Gosh, some people just don’t know what’s best for them:
For millions, arranging treatment through cash, barter and charity is still better than paying for insurance. They include Lisa Khechoom of Glendale, Calif., who refuses to buy coverage. She says she pays a flat $35 for a doctor visit and often substitutes prescriptions with cheaper natural remedies for herself, her husband and their children.
“I’m spending money either way, but it’s going to be less,” says the 41-year-old, who runs a telecom-service business with her husband that brings them an annual income of around $77,000. “For the amount of office visits I do make, why pay $3,500 for insurance when I’m not even taking advantage of it? We go to the doctor and we pay for it. Usually I can get a better deal than if I had insurance.”
The law’s penalty for not carrying insurance grows to its maximum next year and will start at $695 for an individual, up from $325 this year. That isn’t enough to sway Ms. Khechoom, who says paying the penalty is still preferable to buying coverage.
Khechoom and her family are exactly the kind of people California’s coverage “exchange” needs more of if it’s ever going to become solvent, as this story from April reminds us:
Unlike some other state exchanges, Covered California hasn’t quite spent all its federal aid; $200 million is being set aside to cover its near-term deficit. But that money isn’t going to last long: The exchange is expecting to end up nearly $80 million in the red this year. According to the Orange County Register, “Covered California Executive Director Peter Lee acknowledged in December that there are questions about the ‘long-term sustainability of the organization.’”
Such questions are not new, the paper observed, pointing out that “a 2013 report by the state auditor … stated that, until the state’s health insurance exchange actually started enrolling Californians in health plans, its ‘future solvency’ was ‘uncertain.’ Thus, Covered California was listed as a ‘high-risk’ issue for the state.”
The Khechooms are healthy, so they won’t take much out of the system, and enjoy an upper-middle class income, so they won’t burden the system with large subsidy payments.

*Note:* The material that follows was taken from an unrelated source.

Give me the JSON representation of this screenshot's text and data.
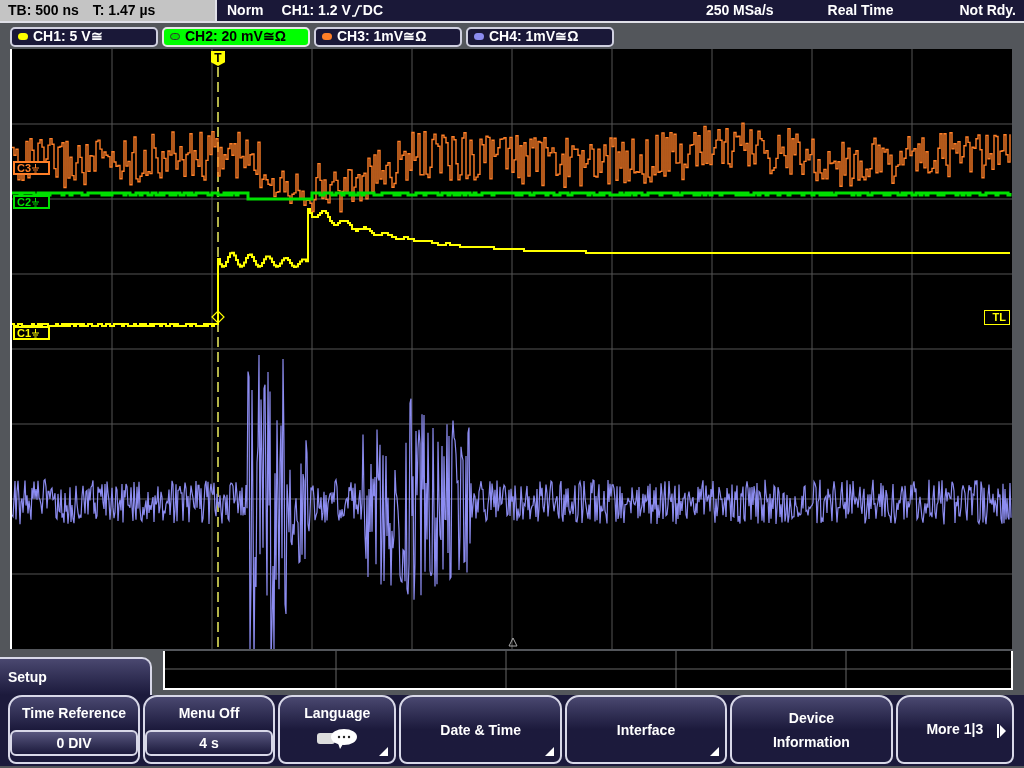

Without customers like them, Covered California caters mostly to the older, sicker, and/or poorer — which is no way to get into the black. California has huge structural budget problems which aren’t going away, and ♡bamaCare!!! looks like more of the same for the beleaguered Golden State.
Now take a moment to remember that Covered California is considered by supporters to be one of ♡bamaCare!!!’s success stories.
I would just add that in his arrogance, ♡bamaCare!!! architect Jon Gruber thought he knew just the right carrots and just the right sticks to force square pegs like Khechoom into his one-size-fits-all round holes.
But the fact of the matter is that insurance is simply a bad deal for many families, and they won’t take it. And it just so happens that those are the very same people ♡bamaCare!!! requires to pay up, if it is to work at all.
The math, as I wrote in the comments to an earlier ♡bamaCare!!! post, is a harsh mistress — and nothing the Supreme Court does can change it.